Real-Wirbel um Karl: Bayern-Bosse beziehen Stellung

Tim Schoster

Lennart Karls Real-Aussage schlug hohe Wellen. Nun melden sich Christoph Freund und Max Eberl zu Wort und erklären die Sicht des FC Bayern. Beide betonen, dass Karl seine Worte schnell bereut habe.

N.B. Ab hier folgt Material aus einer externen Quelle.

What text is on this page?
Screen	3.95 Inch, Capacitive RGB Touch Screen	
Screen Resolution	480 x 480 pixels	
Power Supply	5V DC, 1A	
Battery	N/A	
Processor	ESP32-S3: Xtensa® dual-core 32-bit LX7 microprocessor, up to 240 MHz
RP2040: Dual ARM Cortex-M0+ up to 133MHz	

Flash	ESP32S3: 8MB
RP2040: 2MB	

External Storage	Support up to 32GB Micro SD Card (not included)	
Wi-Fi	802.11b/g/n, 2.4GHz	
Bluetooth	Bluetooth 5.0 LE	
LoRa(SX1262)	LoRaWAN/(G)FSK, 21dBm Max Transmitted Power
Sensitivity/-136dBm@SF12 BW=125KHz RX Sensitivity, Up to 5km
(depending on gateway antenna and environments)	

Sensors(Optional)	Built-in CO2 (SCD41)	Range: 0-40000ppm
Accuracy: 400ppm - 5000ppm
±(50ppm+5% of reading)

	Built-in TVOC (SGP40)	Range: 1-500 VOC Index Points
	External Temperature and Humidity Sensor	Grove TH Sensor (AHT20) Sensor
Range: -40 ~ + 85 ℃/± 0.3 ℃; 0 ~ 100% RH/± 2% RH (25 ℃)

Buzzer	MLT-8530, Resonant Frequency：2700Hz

Beim Testspiel in Salzburg, in dem Lennart Karl mit einem Doppelpack glänzte, äußerte sich Christoph Freund zur laufenden Diskussion. Gegenüber Servus TV verteidigte der Sportdirektor den 17-Jährigen mit klaren Worten: „Ich glaube, das ist der Lenny. Wer den Lenny kennt, weiß das. So spielt er auch Fußball! Er trägt sein Herz auf der Zunge“, so Freund. „Der scheißt sich nichts, sagt man bei uns – auch auf dem Platz. Er redet wie ein 17-jähriger Bursche.“

Freund erklärte weiter, dass Karl die Tragweite seiner Aussage schnell erkannt habe. „Ihm war es natürlich gleich bewusst, dass das unglücklich war. Er hat sich am nächsten Tag entschuldigt, wir haben darüber gesprochen“, verriet der Sportdirektor. Der Offensivspieler sei direkt auf den Klub zugekommen und habe erklärt: „So habe ich das gar nicht gemeint.“

Zudem stellte Freund klar, dass Karl sich beim FC Bayern bestens aufgehoben fühle: „Er fühlt sich extrem wohl beim FC Bayern. Er genießt gerade diese Zeit. In seiner Kindheit hat er mal bei Real Madrid mit trainiert – das war sein Traumverein. Er wurde gefragt, wer neben dem FC Bayern sein Traumverein ist.“

Auch Max Eberl äußerte sich nach der Partie zur Debatte rund um den Youngster. „Ein 17-Jähriger darf auch mal Fehler machen. Er kam einen Tag danach zu uns und hat gesagt: Ich glaube, ich habe da etwas nicht so ganz Gutes gesagt. Für uns ist die Sache vom Tisch, es war auch nie Thema. Er zeigt seine Leistung auf dem Platz.“

Karl mit deutlicher Botschaft nach Tor in Salzburg

Lennart Karl
Foto: IMAGO

Beim Fanclub-Besuch hatte Karl auf die Frage nach einem zweiten Traumverein geantwortet: „Der FC Bayern ist ein sehr großer Verein. Es ist ein Traum, dort zu spielen. Aber irgendwann will ich auf jeden Fall mal zu Real Madrid. Das ist mein Traumverein – aber das bleibt unter uns.“ Genau diese Worte hatten für Diskussionen in der Fanszene gesorgt.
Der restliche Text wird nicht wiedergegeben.